Use this checklist to make sure your home finances are covered and protected.
1. Review Your Insurance Coverage
The day after a disaster is the worst time to discover you don't have all the insurance protection you need. Review all of your coverage and be mindful of these often-overlooked needs:
- Flood protection. Homeowners policies don't cover floods. To protect yourself, you'll need a separate flood insurance policy. The good news? It may cost as little as $129 a year. Learn what else isn't covered by your homeowners policy.
- Valuable personal property. Homeowners policies usually provide only limited theft coverage for certain valuable items, such as jewelry, firearms, furs and silverware, and don't cover things that are lost or accidentally damaged. To round out your protection, consider valuable personal property insurance.
- Renters coverage. If you're leasing your home or apartment, your landlord generally has no responsibility for replacing your possessions if there's a fire or other disaster. For as few as 10 bucks a month, you can protect your own stuff with renters insurance.
2. Take an Inventory of Your Personal Possessions
Without looking, most people couldn't list all the items in their living room ... much less their entire home. Make a written inventory now so you'll know exactly what's been lost later. For even greater detail, supplement it with a video inventory made by touring your home with your camera.
Store your inventories in a safe place away from your home — such as a safe-deposit box — and keep a copy of the written inventory at home for reference. Update both of them at least once a year or whenever you make a major purchase.
You can download free home inventory software from the Insurance Information Institute.
3. Keep Your Cash Flowing
Whether a disaster affects your entire region or just your home, you'll want to ensure money can keep flowing in and out of your bank account if you're displaced.
- Bills. Set up automatic payment plans to ensure you pay your obligations on time. Just be sure to pay the balance in full each month.
- Deposits. Sign up for direct deposit of your paycheck, pensions and other income, and familiarize yourself with applications that let you deposit checks using a computer or a mobile device. Learn more about using your mobile device to persevere through disasters.
- Hard cash. Since catastrophes can knock ATMs out of commission, it's a good idea to withdraw an adequate amount of cash — at least $200 — before a disaster happens. Since some of your expenses may be reimbursable by insurance, get receipts for any disaster-related cash purchases.

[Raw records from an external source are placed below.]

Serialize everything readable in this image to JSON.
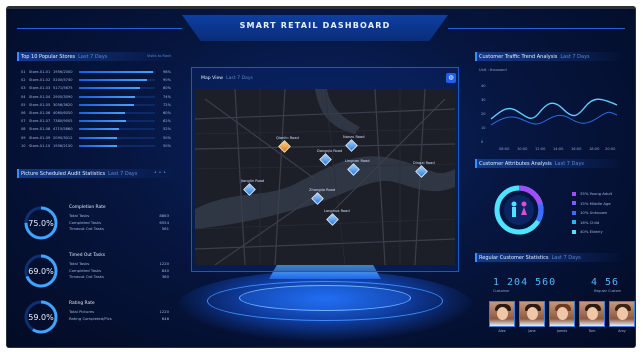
{
  "header": {
    "title": "SMART RETAIL DASHBOARD"
  },
  "top_stores": {
    "title": "Top 10 Popular Stores",
    "subtitle": "Last 7 Days",
    "right_note": "Visits to Rank",
    "rows": [
      {
        "rank": "01",
        "name": "Store-01-01",
        "value": "1956/2000",
        "percent": "98%",
        "fill": 0.98
      },
      {
        "rank": "02",
        "name": "Store-01-02",
        "value": "5200/5740",
        "percent": "90%",
        "fill": 0.9
      },
      {
        "rank": "03",
        "name": "Store-01-03",
        "value": "5171/5675",
        "percent": "80%",
        "fill": 0.8
      },
      {
        "rank": "04",
        "name": "Store-01-04",
        "value": "2900/3090",
        "percent": "74%",
        "fill": 0.74
      },
      {
        "rank": "05",
        "name": "Store-01-05",
        "value": "3056/3620",
        "percent": "72%",
        "fill": 0.72
      },
      {
        "rank": "06",
        "name": "Store-01-06",
        "value": "4060/6050",
        "percent": "60%",
        "fill": 0.6
      },
      {
        "rank": "07",
        "name": "Store-01-07",
        "value": "7380/9005",
        "percent": "62%",
        "fill": 0.62
      },
      {
        "rank": "08",
        "name": "Store-01-08",
        "value": "4715/5860",
        "percent": "52%",
        "fill": 0.52
      },
      {
        "rank": "09",
        "name": "Store-01-09",
        "value": "2090/3012",
        "percent": "50%",
        "fill": 0.5
      },
      {
        "rank": "10",
        "name": "Store-01-10",
        "value": "1956/2150",
        "percent": "50%",
        "fill": 0.5
      }
    ]
  },
  "audit": {
    "title": "Picture Scheduled Audit Statistics",
    "subtitle": "Last 7 Days",
    "blocks": [
      {
        "percent_label": "75.0%",
        "percent": 0.75,
        "title": "Completion Rate",
        "rows": [
          {
            "k": "Total Tasks",
            "v": "8863"
          },
          {
            "k": "Completed Tasks",
            "v": "6554"
          },
          {
            "k": "Timeout Out Tasks",
            "v": "561"
          }
        ]
      },
      {
        "percent_label": "69.0%",
        "percent": 0.69,
        "title": "Timed Out Tasks",
        "rows": [
          {
            "k": "Total Tasks",
            "v": "1220"
          },
          {
            "k": "Completed Tasks",
            "v": "840"
          },
          {
            "k": "Timeout Out Tasks",
            "v": "380"
          }
        ]
      },
      {
        "percent_label": "59.0%",
        "percent": 0.59,
        "title": "Rating Rate",
        "rows": [
          {
            "k": "Total Pictures",
            "v": "1220"
          },
          {
            "k": "Rating Completed/Pics",
            "v": "648"
          }
        ]
      }
    ]
  },
  "map": {
    "title": "Map View",
    "subtitle": "Last 7 Days",
    "pins": [
      {
        "label": "Qianlin Road",
        "hot": true
      },
      {
        "label": "Dongqiu Road",
        "hot": false
      },
      {
        "label": "Nanzu Road",
        "hot": false
      },
      {
        "label": "Lingnan Road",
        "hot": false
      },
      {
        "label": "Dingxi Road",
        "hot": false
      },
      {
        "label": "Jianglin Road",
        "hot": false
      },
      {
        "label": "Zhongda Road",
        "hot": false
      },
      {
        "label": "Longhua Road",
        "hot": false
      }
    ]
  },
  "traffic": {
    "title": "Customer Traffic Trend Analysis",
    "subtitle": "Last 7 Days",
    "unit": "Unit : thousand",
    "y_ticks": [
      "40",
      "30",
      "20",
      "10",
      "0"
    ],
    "x_ticks": [
      "08:00",
      "10:00",
      "12:00",
      "14:00",
      "16:00",
      "18:00",
      "20:00"
    ]
  },
  "attributes": {
    "title": "Customer Attributes Analysis",
    "subtitle": "Last 7 Days",
    "legend": [
      {
        "label": "35%  Young Adult",
        "color": "#a24bff"
      },
      {
        "label": "15%  Middle Age",
        "color": "#7a5cff"
      },
      {
        "label": "10%  Unknown",
        "color": "#3b6dff"
      },
      {
        "label": "18%  Child",
        "color": "#2fb0ff"
      },
      {
        "label": "40%  Elderly",
        "color": "#4ee3ff"
      }
    ]
  },
  "regular": {
    "title": "Regular Customer Statistics",
    "subtitle": "Last 7 Days",
    "count_a": "1 204 560",
    "count_a_label": "Customer",
    "count_b": "4 56",
    "count_b_label": "Regular Custom",
    "people": [
      "Alex",
      "Jane",
      "James",
      "Tom",
      "Amy"
    ]
  }
}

4. Build Your Emergency Fund
Financial planners recommend having an emergency fund equal to at least three to six months' worth of your regular ongoing expenses. Ideally, this money would be kept in a safe and easily accessible place — like a savings account. For a backup, make sure you have a credit card with at least $1,000 of available credit.
5. Fortify Your Castle
The Institute for Business & Home Safety provides guidance on strengthening your home against a broad assortment of risks.
6. Have Your Policy Information Ready
In case you need to report a claim, write down your insurance company's phone number and store it in your cell phone.
7. Safeguard Your Records
Keep your important paper documents in a safe-deposit box or store them online so that they are available to you anywhere you have Internet access.